Elbette her seçim doğrudan ülke politikası için belirleyici değil. Gerçi eyaletlerde olası hükümet değişiklikleri, federal düzeyde anayasal bir kurum olan Eyaletler Şurası (Bundesrat) çoğunluğunu belirliyor ve eyaletlerin onaylaması zorunlu olan federal yasalar konusunda Federal Hükümeti zora sokabiliyor, ama Federal Hükümetin geleceğini dolaysız belirleyebilecek eyalet sayısı sınırlı.
Bu eyaletlerin kuşkusuz en önemlisi, 13 Mayıs 2012’de
parlamento seçimlerinin yapıldığı Kuzeyren-Vesfalya (KRV) eyaleti. 2005’de
yapılan KRV seçimleri sonrasında dönemin Schröder Hükümeti erken seçime gitmek
zorunda kalmış ve bu süreç Sol Parti’nin (DIE LINKE) doğuşunu hızlandırmıştı.
İşte bu son seçimler de Almanya’daki siyasî parti yelpazesinde belirgin bir
değişime, dolayısıyla da Merkel Hükümeti’nin »sonu yaklaşıyor« yorumlarına yol
açtı. Sol Parti’nin önce Schleswig-Holstein’da (SH), şimdi de KRV’da
parlamentoya yeniden girememesi, buna karşın Korsanlar’ın Berlin ve SH’nın
peşinden KRV Parlamentosu’na seçilmesi, kamuoyunda »sol bitiyor, protesto
potansiyeli Korsanlar’a kayıyor« görüşünü yaygınlaştırdı.
Seçim sonuçları sahiden bu yorumları doğruluyor mu?
Almanya’da Merkel-Dönemi ve böylelikle neoliberal dönüşüm sona mı eriyor? Sıra
Sosyaldemokrat-Yeşiller hükümetinde mi? Sol Parti’nin miladı doldu mu ve
Korsanlar solun yeni temsilcisi mi oluyorlar? İşte okuduğunuz bu çalışmada bu
ve benzeri sorulara yanıt aramaya çalışacağız.
Mesele Merkel Hükümeti’nin zayıflaması mı?

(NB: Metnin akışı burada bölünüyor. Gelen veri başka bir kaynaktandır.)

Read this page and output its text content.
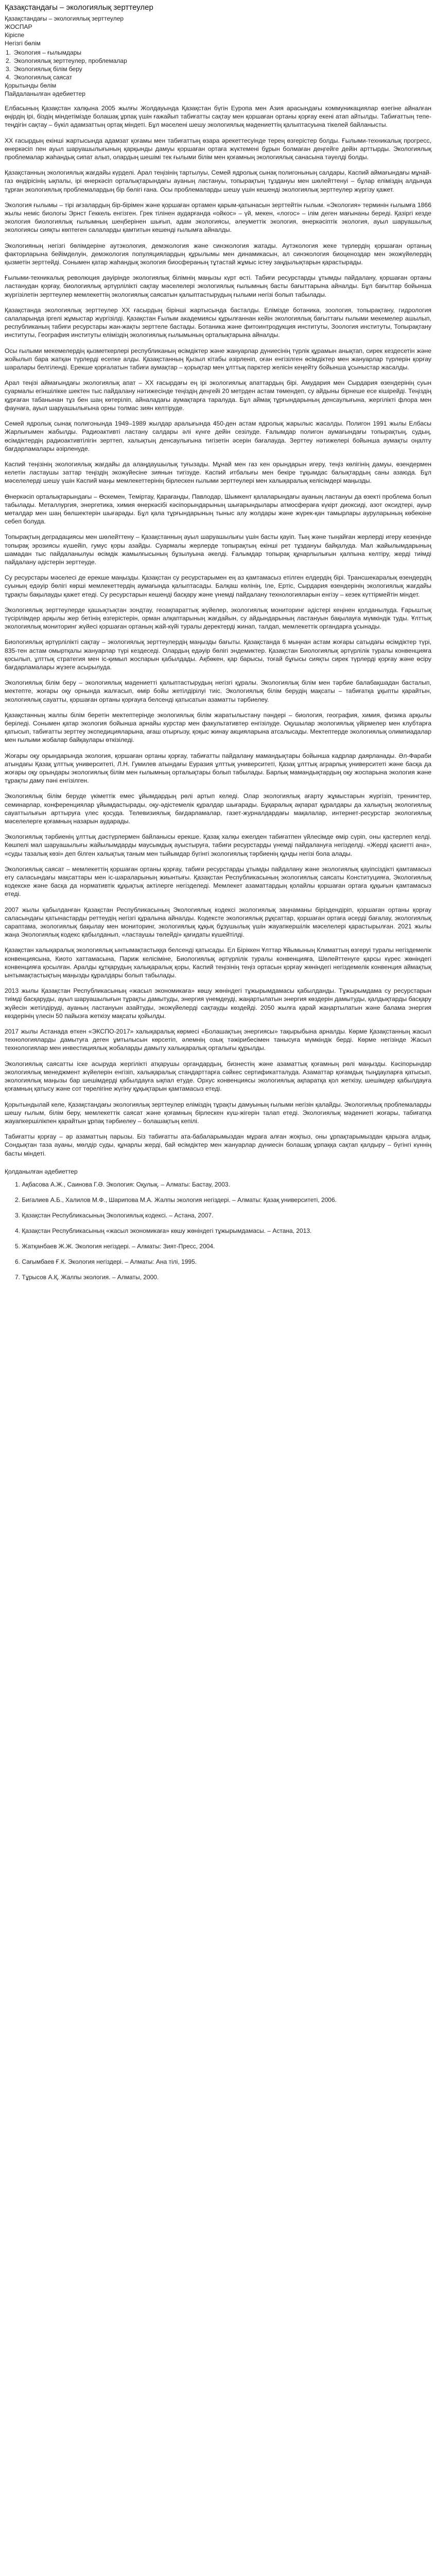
Қазақстандағы – экологиялық зерттеулер

Қазақстандағы – экологиялық зерттеулер

ЖОСПАР

Кіріспе

Негізгі бөлім

1. Экология – ғылымдары
2. Экологиялық зерттеулер, проблемалар
3. Экологиялық білім беру
4. Экологиялық саясат

Қорытынды бөлім

Пайдаланылған әдебиеттер

Елбасының Қазақстан халқына 2005 жылғы Жолдауында Қазақстан бүгін Еуропа мен Азия арасындағы коммуникациялар өзегіне айналған өңірдің ірі, біздің міндетімізде болашақ ұрпақ үшін ғажайып табиғатты сақтау мен қоршаған ортаны қорғау екені атап айтылды. Табиғаттың тепе-теңдігін сақтау – бүкіл адамзаттың ортақ міндеті. Бұл мәселені шешу экологиялық мәдениеттің қалыптасуына тікелей байланысты.

ХХ ғасырдың екінші жартысында адамзат қоғамы мен табиғаттың өзара әрекеттесуінде терең өзгерістер болды. Ғылыми-техникалық прогресс, өнеркәсіп пен ауыл шаруашылығының қарқынды дамуы қоршаған ортаға жүктемені бұрын болмаған деңгейге дейін арттырды. Экологиялық проблемалар жаһандық сипат алып, олардың шешімі тек ғылыми білім мен қоғамның экологиялық санасына тәуелді болды.

Қазақстанның экологиялық жағдайы күрделі. Арал теңізінің тартылуы, Семей ядролық сынақ полигонының салдары, Каспий аймағындағы мұнай-газ өндірісінің ықпалы, ірі өнеркәсіп орталықтарындағы ауаның ластануы, топырақтың тұздануы мен шөлейттенуі – бұлар еліміздің алдында тұрған экологиялық проблемалардың бір бөлігі ғана. Осы проблемаларды шешу үшін кешенді экологиялық зерттеулер жүргізу қажет.

Экология ғылымы – тірі ағзалардың бір-бірімен және қоршаған ортамен қарым-қатынасын зерттейтін ғылым. «Экология» терминін ғылымға 1866 жылы неміс биологы Эрнст Геккель енгізген. Грек тілінен аударғанда «ойкос» – үй, мекен, «логос» – ілім деген мағынаны береді. Қазіргі кезде экология биологиялық ғылымның шеңберінен шығып, адам экологиясы, әлеуметтік экология, өнеркәсіптік экология, ауыл шаруашылық экологиясы сияқты көптеген салаларды қамтитын кешенді ғылымға айналды.

Экологияның негізгі бөлімдеріне аутэкология, демэкология және синэкология жатады. Аутэкология жеке түрлердің қоршаған ортаның факторларына бейімделуін, демэкология популяциялардың құрылымы мен динамикасын, ал синэкология биоценоздар мен экожүйелердің қызметін зерттейді. Сонымен қатар жаһандық экология биосфераның тұтастай жұмыс істеу заңдылықтарын қарастырады.

Ғылыми-техникалық революция дәуірінде экологиялық білімнің маңызы күрт өсті. Табиғи ресурстарды ұтымды пайдалану, қоршаған ортаны ластанудан қорғау, биологиялық әртүрлілікті сақтау мәселелері экологиялық ғылымның басты бағыттарына айналды. Бұл бағыттар бойынша жүргізілетін зерттеулер мемлекеттің экологиялық саясатын қалыптастырудың ғылыми негізі болып табылады.

Қазақстанда экологиялық зерттеулер ХХ ғасырдың бірінші жартысында басталды. Елімізде ботаника, зоология, топырақтану, гидрология салаларында іргелі жұмыстар жүргізілді. Қазақстан Ғылым академиясы құрылғаннан кейін экологиялық бағыттағы ғылыми мекемелер ашылып, республиканың табиғи ресурстары жан-жақты зерттеле бастады. Ботаника және фитоинтродукция институты, Зоология институты, Топырақтану институты, География институты еліміздің экологиялық ғылымының орталықтарына айналды.

Осы ғылыми мекемелердің қызметкерлері республиканың өсімдіктер және жануарлар дүниесінің түрлік құрамын анықтап, сирек кездесетін және жойылып бара жатқан түрлерді есепке алды. Қазақстанның Қызыл кітабы әзірленіп, оған енгізілген өсімдіктер мен жануарлар түрлерін қорғау шаралары белгіленді. Ерекше қорғалатын табиғи аумақтар – қорықтар мен ұлттық парктер желісін кеңейту бойынша ұсыныстар жасалды.

Арал теңізі аймағындағы экологиялық апат – ХХ ғасырдағы ең ірі экологиялық апаттардың бірі. Амудария мен Сырдария өзендерінің суын суармалы егіншілікке шектен тыс пайдалану нәтижесінде теңіздің деңгейі 20 метрден астам төмендеп, су айдыны бірнеше есе кішірейді. Теңіздің құрғаған табанынан тұз бен шаң көтеріліп, айналадағы аумақтарға таралуда. Бұл аймақ тұрғындарының денсаулығына, жергілікті флора мен фаунаға, ауыл шаруашылығына орны толмас зиян келтіруде.

Семей ядролық сынақ полигонында 1949–1989 жылдар аралығында 450-ден астам ядролық жарылыс жасалды. Полигон 1991 жылы Елбасы Жарлығымен жабылды. Радиоактивті ластану салдары әлі күнге дейін сезілуде. Ғалымдар полигон аумағындағы топырақтың, судың, өсімдіктердің радиоактивтілігін зерттеп, халықтың денсаулығына тигізетін әсерін бағалауда. Зерттеу нәтижелері бойынша аумақты оңалту бағдарламалары әзірленуде.

Каспий теңізінің экологиялық жағдайы да алаңдаушылық туғызады. Мұнай мен газ кен орындарын игеру, теңіз көлігінің дамуы, өзендермен келетін ластаушы заттар теңіздің экожүйесіне зиянын тигізуде. Каспий итбалығы мен бекіре тұқымдас балықтардың саны азаюда. Бұл мәселелерді шешу үшін Каспий маңы мемлекеттерінің бірлескен ғылыми зерттеулері мен халықаралық келісімдері маңызды.

Өнеркәсіп орталықтарындағы – Өскемен, Теміртау, Қарағанды, Павлодар, Шымкент қалаларындағы ауаның ластануы да өзекті проблема болып табылады. Металлургия, энергетика, химия өнеркәсібі кәсіпорындарының шығарындылары атмосфераға күкірт диоксиді, азот оксидтері, ауыр металдар мен шаң бөлшектерін шығарады. Бұл қала тұрғындарының тыныс алу жолдары және жүрек-қан тамырлары ауруларының көбеюіне себеп болуда.

Топырақтың деградациясы мен шөлейттену – Қазақстанның ауыл шаруашылығы үшін басты қауіп. Тың және тыңайған жерлерді игеру кезеңінде топырақ эрозиясы күшейіп, гумус қоры азайды. Суармалы жерлерде топырақтың екінші рет тұздануы байқалуда. Мал жайылымдарының шамадан тыс пайдаланылуы өсімдік жамылғысының бұзылуына әкелді. Ғалымдар топырақ құнарлылығын қалпына келтіру, жерді тиімді пайдалану әдістерін зерттеуде.

Су ресурстары мәселесі де ерекше маңызды. Қазақстан су ресурстарымен ең аз қамтамасыз етілген елдердің бірі. Трансшекаралық өзендердің суының едәуір бөлігі көрші мемлекеттердің аумағында қалыптасады. Балқаш көлінің, Іле, Ертіс, Сырдария өзендерінің экологиялық жағдайы тұрақты бақылауды қажет етеді. Су ресурстарын кешенді басқару және үнемді пайдалану технологияларын енгізу – кезек күттірмейтін міндет.

Экологиялық зерттеулерде қашықтықтан зондтау, геоақпараттық жүйелер, экологиялық мониторинг әдістері кеңінен қолданылуда. Ғарыштық түсірілімдер арқылы жер бетінің өзгерістерін, орман алқаптарының жағдайын, су айдындарының ластануын бақылауға мүмкіндік туды. Ұлттық экологиялық мониторинг жүйесі қоршаған ортаның жай-күйі туралы деректерді жинап, талдап, мемлекеттік органдарға ұсынады.

Биологиялық әртүрлілікті сақтау – экологиялық зерттеулердің маңызды бағыты. Қазақстанда 6 мыңнан астам жоғары сатыдағы өсімдіктер түрі, 835-тен астам омыртқалы жануарлар түрі кездеседі. Олардың едәуір бөлігі эндемиктер. Қазақстан Биологиялық әртүрлілік туралы конвенцияға қосылып, ұлттық стратегия мен іс-қимыл жоспарын қабылдады. Ақбөкен, қар барысы, тоғай бұғысы сияқты сирек түрлерді қорғау және өсіру бағдарламалары жүзеге асырылуда.

Экологиялық білім беру – экологиялық мәдениетті қалыптастырудың негізгі құралы. Экологиялық білім мен тәрбие балабақшадан басталып, мектепте, жоғары оқу орнында жалғасып, өмір бойы жетілдірілуі тиіс. Экологиялық білім берудің мақсаты – табиғатқа ұқыпты қарайтын, экологиялық сауатты, қоршаған ортаны қорғауға белсенді қатысатын азаматты тәрбиелеу.

Қазақстанның жалпы білім беретін мектептерінде экологиялық білім жаратылыстану пәндері – биология, география, химия, физика арқылы беріледі. Сонымен қатар экология бойынша арнайы курстар мен факультативтер енгізілуде. Оқушылар экологиялық үйірмелер мен клубтарға қатысып, табиғатты зерттеу экспедицияларына, ағаш отырғызу, қоқыс жинау акцияларына атсалысады. Мектептерде экологиялық олимпиадалар мен ғылыми жобалар байқаулары өткізіледі.

Жоғары оқу орындарында экология, қоршаған ортаны қорғау, табиғатты пайдалану мамандықтары бойынша кадрлар даярланады. Әл-Фараби атындағы Қазақ ұлттық университеті, Л.Н. Гумилев атындағы Еуразия ұлттық университеті, Қазақ ұлттық аграрлық университеті және басқа да жоғары оқу орындары экологиялық білім мен ғылымның орталықтары болып табылады. Барлық мамандықтардың оқу жоспарына экология және тұрақты даму пәні енгізілген.

Экологиялық білім беруде үкіметтік емес ұйымдардың рөлі артып келеді. Олар экологиялық ағарту жұмыстарын жүргізіп, тренингтер, семинарлар, конференциялар ұйымдастырады, оқу-әдістемелік құралдар шығарады. Бұқаралық ақпарат құралдары да халықтың экологиялық сауаттылығын арттыруға үлес қосуда. Телевизиялық бағдарламалар, газет-журналдардағы мақалалар, интернет-ресурстар экологиялық мәселелерге қоғамның назарын аударады.

Экологиялық тәрбиенің ұлттық дәстүрлермен байланысы ерекше. Қазақ халқы ежелден табиғатпен үйлесімде өмір сүріп, оны қастерлеп келді. Көшпелі мал шаруашылығы жайылымдарды маусымдық ауыстыруға, табиғи ресурстарды үнемді пайдалануға негізделді. «Жерді қасиетті ана», «суды тазалық көзі» деп білген халықтық таным мен тыйымдар бүгінгі экологиялық тәрбиенің құнды негізі бола алады.

Экологиялық саясат – мемлекеттің қоршаған ортаны қорғау, табиғи ресурстарды ұтымды пайдалану және экологиялық қауіпсіздікті қамтамасыз ету саласындағы мақсаттары мен іс-шараларының жиынтығы. Қазақстан Республикасының экологиялық саясаты Конституцияға, Экологиялық кодекске және басқа да нормативтік құқықтық актілерге негізделеді. Мемлекет азаматтардың қолайлы қоршаған ортаға құқығын қамтамасыз етеді.

2007 жылы қабылданған Қазақстан Республикасының Экологиялық кодексі экологиялық заңнаманы біріздендіріп, қоршаған ортаны қорғау саласындағы қатынастарды реттеудің негізгі құралына айналды. Кодексте экологиялық рұқсаттар, қоршаған ортаға әсерді бағалау, экологиялық сараптама, экологиялық бақылау мен мониторинг, экологиялық құқық бұзушылық үшін жауапкершілік мәселелері қарастырылған. 2021 жылы жаңа Экологиялық кодекс қабылданып, «ластаушы төлейді» қағидаты күшейтілді.

Қазақстан халықаралық экологиялық ынтымақтастыққа белсенді қатысады. Ел Біріккен Ұлттар Ұйымының Климаттың өзгеруі туралы негіздемелік конвенциясына, Киото хаттамасына, Париж келісіміне, Биологиялық әртүрлілік туралы конвенцияға, Шөлейттенуге қарсы күрес жөніндегі конвенцияға қосылған. Аралды құтқарудың халықаралық қоры, Каспий теңізінің теңіз ортасын қорғау жөніндегі негіздемелік конвенция аймақтық ынтымақтастықтың маңызды құралдары болып табылады.

2013 жылы Қазақстан Республикасының «жасыл экономикаға» көшу жөніндегі тұжырымдамасы қабылданды. Тұжырымдама су ресурстарын тиімді басқаруды, ауыл шаруашылығын тұрақты дамытуды, энергия үнемдеуді, жаңартылатын энергия көздерін дамытуды, қалдықтарды басқару жүйесін жетілдіруді, ауаның ластануын азайтуды, экожүйелерді сақтауды көздейді. 2050 жылға қарай жаңартылатын және балама энергия көздерінің үлесін 50 пайызға жеткізу мақсаты қойылды.

2017 жылы Астанада өткен «ЭКСПО-2017» халықаралық көрмесі «Болашақтың энергиясы» тақырыбына арналды. Көрме Қазақстанның жасыл технологияларды дамытуға деген ұмтылысын көрсетіп, әлемнің озық тәжірибесімен танысуға мүмкіндік берді. Көрме негізінде Жасыл технологиялар мен инвестициялық жобаларды дамыту халықаралық орталығы құрылды.

Экологиялық саясатты іске асыруда жергілікті атқарушы органдардың, бизнестің және азаматтық қоғамның рөлі маңызды. Кәсіпорындар экологиялық менеджмент жүйелерін енгізіп, халықаралық стандарттарға сәйкес сертификатталуда. Азаматтар қоғамдық тыңдауларға қатысып, экологиялық маңызы бар шешімдерді қабылдауға ықпал етуде. Орхус конвенциясы экологиялық ақпаратқа қол жеткізу, шешімдер қабылдауға қоғамның қатысу және сот төрелігіне жүгіну құқықтарын қамтамасыз етеді.

Қорытындылай келе, Қазақстандағы экологиялық зерттеулер еліміздің тұрақты дамуының ғылыми негізін қалайды. Экологиялық проблемаларды шешу ғылым, білім беру, мемлекеттік саясат және қоғамның бірлескен күш-жігерін талап етеді. Экологиялық мәдениеті жоғары, табиғатқа жауапкершілікпен қарайтын ұрпақ тәрбиелеу – болашақтың кепілі.

Табиғатты қорғау – әр азаматтың парызы. Біз табиғатты ата-бабаларымыздан мұраға алған жоқпыз, оны ұрпақтарымыздан қарызға алдық. Сондықтан таза ауаны, мөлдір суды, құнарлы жерді, бай өсімдіктер мен жануарлар дүниесін болашақ ұрпаққа сақтап қалдыру – бүгінгі күннің басты міндеті.

Қолданылған әдебиеттер

1. Ақбасова А.Ж., Саинова Г.Ә. Экология: Оқулық. – Алматы: Бастау, 2003.
2. Бигалиев А.Б., Халилов М.Ф., Шарипова М.А. Жалпы экология негіздері. – Алматы: Қазақ университеті, 2006.
3. Қазақстан Республикасының Экологиялық кодексі. – Астана, 2007.
4. Қазақстан Республикасының «жасыл экономикаға» көшу жөніндегі тұжырымдамасы. – Астана, 2013.
5. Жатқанбаев Ж.Ж. Экология негіздері. – Алматы: Зият-Пресс, 2004.
6. Сағымбаев Ғ.К. Экология негіздері. – Алматы: Ана тілі, 1995.
7. Тұрысов А.Қ. Жалпы экология. – Алматы, 2000.
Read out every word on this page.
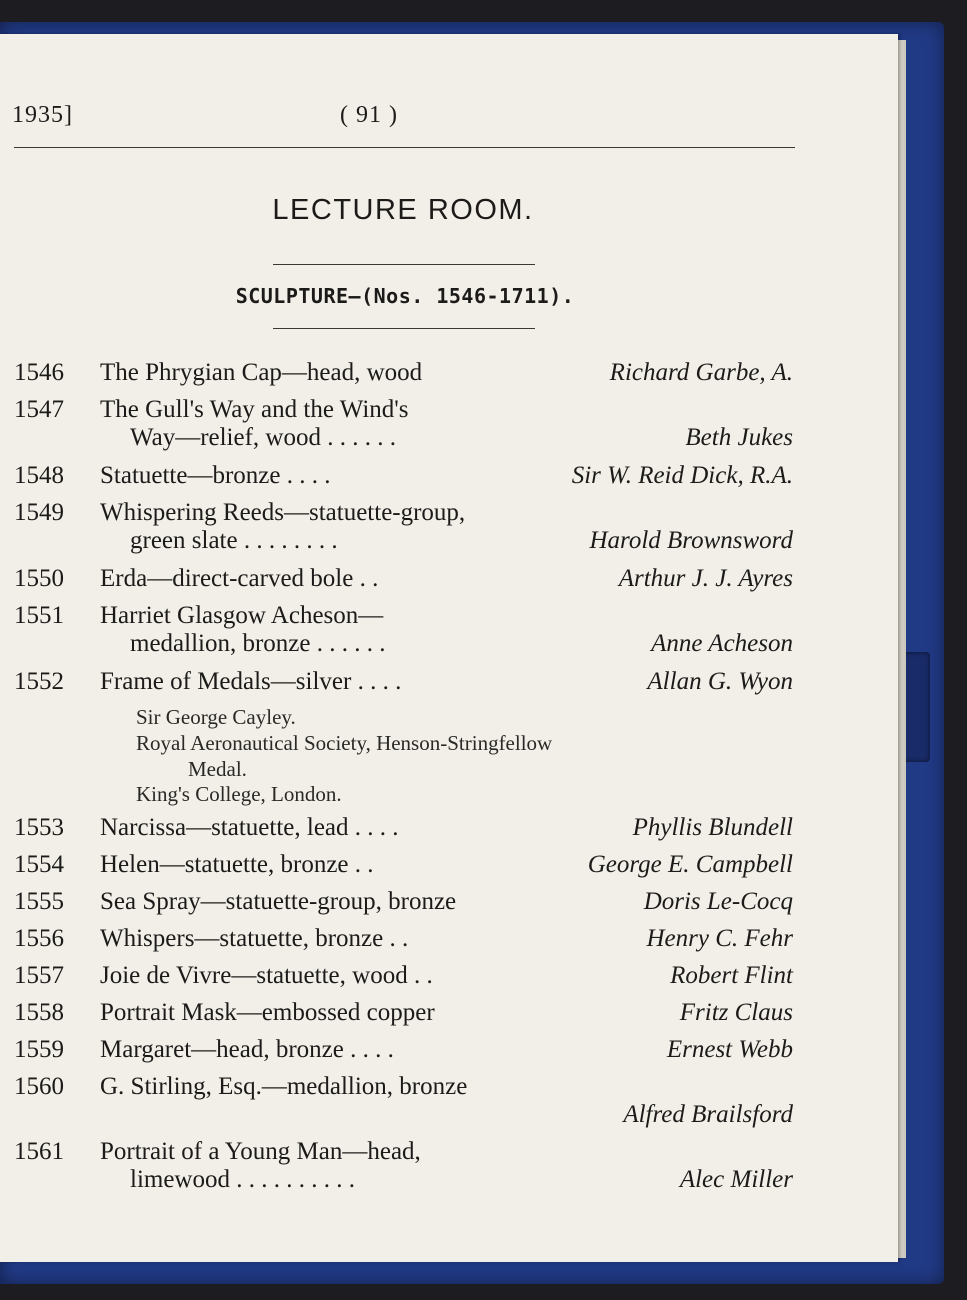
1935]	( 91 )
LECTURE ROOM.
SCULPTURE—(Nos. 1546-1711).
1546 The Phrygian Cap—head, wood	Richard Garbe, A.
1547 The Gull's Way and the Wind's
Way—relief, wood . . . . . .	Beth Jukes
1548 Statuette—bronze . . . .	Sir W. Reid Dick, R.A.
1549 Whispering Reeds—statuette-group,
green slate . . . . . . . .	Harold Brownsword
1550 Erda—direct-carved bole . .	Arthur J. J. Ayres
1551 Harriet Glasgow Acheson—
medallion, bronze . . . . . .	Anne Acheson
1552 Frame of Medals—silver . . . .	Allan G. Wyon
Sir George Cayley.
Royal Aeronautical Society, Henson-Stringfellow
Medal.
King's College, London.
1553 Narcissa—statuette, lead . . . .	Phyllis Blundell
1554 Helen—statuette, bronze . .	George E. Campbell
1555 Sea Spray—statuette-group, bronze	Doris Le-Cocq
1556 Whispers—statuette, bronze . .	Henry C. Fehr
1557 Joie de Vivre—statuette, wood . .	Robert Flint
1558 Portrait Mask—embossed copper	Fritz Claus
1559 Margaret—head, bronze . . . .	Ernest Webb
1560 G. Stirling, Esq.—medallion, bronze
Alfred Brailsford
1561 Portrait of a Young Man—head,
limewood . . . . . . . . . .	Alec Miller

Son iki yılda gerçekleşen eyalet seçimlerine (Berlin,
Baden-Württemberg, Bremen, Rheinland-Pfalz, Saarland, Meclenburg-Vorpommern, SH
ve KRV) bakıldığında, Angela Merkel’in başında bulunduğu CDU/CSU-FDP
Koalisyonu’nun mütemadiyen kan kaybettiği, ama buna karşın federal düzeyde bir
SPD-Yeşiller iktidarı için yeterli çoğunluğun henüz oluşmadığı tespit
edilebilir. Şansölye Merkel’in geleceği, KRV’da puan almasına rağmen, federal
düzeyde zayıflayan FDP’ye bağlıymış gibi görünürken, siyasî retoriğini yeniden
»sosyalleştiren« SPD ile kuruluş momentindeki bütün değerleri terk etmiş olan
Yeşiller’in seçmen çoğunluğunu »Merkel’in alternatifi« olduklarına pek ikna
edemedikleri dikkat çekiyor.
Bu açıdan bakıldığından KRV seçim sonuçlarının bir
»sürpriz« olmadığı söylenebilir. CDU ve SPD-Yeşiller azınlık hükümeti seçim propagandalarını
federal konulardan uzaklaştırıp, »lider karizması« temelinde
kişiselleştirmeleri, araştırma kurumlarının işini kolaylaştırmıştı. Yapılan
anketler seçim gününe kadar Eyalet Başbakanı Hannelore Kraft’ın (SPD) yüzde 59
ile CDU’lu rakibi Norbert Röttgen’den (yüzde 29) önde olduğunu ve SPD-Yeşiller
azınlık hükümetinin seçimlerden güçlenerek çıkacağını öngörüyordu.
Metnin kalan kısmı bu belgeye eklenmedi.